A definitive anti-dumping duties imposed on imports of disodium carbonate (soda ash) from Turkiye and Kenya for a period of five years.

The respondents (Soap Manufacturers Association; Colgate International; Chemical Manufacturers; International Silicate; Pakistan Glass Manufacturers Association) have alleged and levelled these allegations in their comments on the Statement of Essential Facts issued by the Commission and reiterated their concerns during meetings with the Commission.

These concerns were subsequently submitted in writing well before the Final Determination. However, according to the respondents (associations), the Commission allegedly proceeded with the Final Determination without addressing or taking notice of these grave allegations, thereby raising serious questions about the credibility and impartiality of the proceedings.

According to stakeholders’ allegations, the Commission has attempted to portray a threat of material injury whereas no actual material injury suffered by the applicants (two companies).

The stakeholders argued that in this case the applicants remained unduly influential throughout the investigation. In spite of having more than 95 percent of the domestic market share, remained profitable during the period of investigation (POI), expanded installed production capacities by approximately 20 percent, and even described its own Soda Ash business as “resilient” in its Annual Report. Being a quasi-judicial authority, the Commission was expected to remain neutral and uphold the credibility it has historically enjoyed, they added.

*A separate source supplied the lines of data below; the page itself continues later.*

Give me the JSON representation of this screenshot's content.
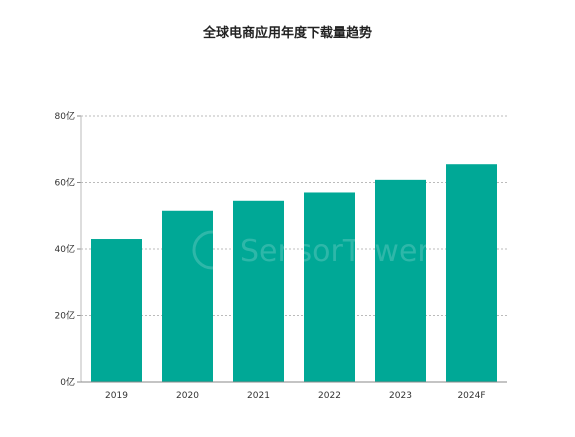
{
  "chart_data": {
    "type": "bar",
    "title": "全球电商应用年度下载量趋势",
    "categories": [
      "2019",
      "2020",
      "2021",
      "2022",
      "2023",
      "2024F"
    ],
    "values": [
      43,
      51.5,
      54.5,
      57,
      60.8,
      65.5
    ],
    "ylim": [
      0,
      80
    ],
    "yticks": [
      0,
      20,
      40,
      60,
      80
    ],
    "ytick_labels": [
      "0亿",
      "20亿",
      "40亿",
      "60亿",
      "80亿"
    ],
    "xlabel": "",
    "ylabel": "",
    "grid": true,
    "bar_color": "#00a896"
  },
  "watermark": {
    "text": "SensorTower"
  }
}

Industry representatives accused that these facts are fundamentally inconsistent with a finding of threat of material injury and instead demonstrate a healthy and expanding domestic industry.

Stakeholders further alleged that the Commission ignored compelling evidence showing that the decline in sales, inventories, cash flows or capacity utilisation resulted from weak domestic demand, global market conditions, voluntary export reallocation and the domestic industry’s own commercial decisions, “Rather than dumped imports”. They argued that the threat of injury (Not even actual injury) has been wrongly attributed to dumped imports just to make out a case of anti-dumping duty.

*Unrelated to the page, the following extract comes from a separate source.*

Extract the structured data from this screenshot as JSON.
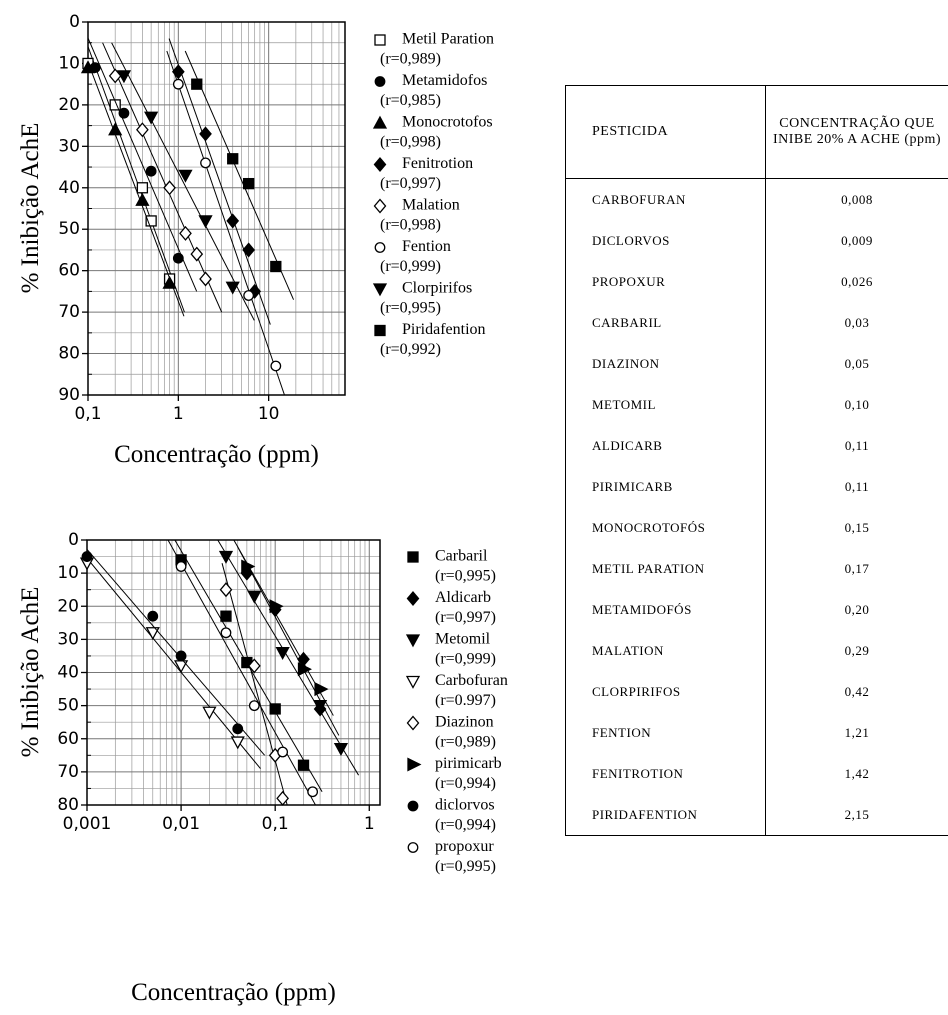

One of the most controversial aspects of the determination, according to respondents, is the construction of the Non-Injurious Price (NIP). They alleged that the Commission adopted an extraordinary 10 percent profit assumption, despite reportedly using a 5 percent benchmark in numerous previous anti-dumping investigations.

The respondents contend that no convincing justification was provided for this departure and that the higher assumed profit artificially inflated the Non-Injurious Price, thereby increasing the injury margin and resulting anti-dumping duties.

Legal experts note that if a regulatory authority departs from its own long-established methodology, it is ordinarily expected to provide a clear and reasoned explanation. Stakeholders argue that the unexplained departure raises serious questions regarding the consistency and objectivity of the injury determination.

Respondents (associations) had also relied on WTO jurisprudence, including the Pakistan – BOPP Films (UAE) dispute, arguing that an investigating authority must provide a reasoned and adequate explanation linking the evidence to its findings and cannot simply reproduce data before reaching conclusions.

The Final Determination has also revived longstanding concerns expressed by some stakeholders regarding the Commission’s decision-making process.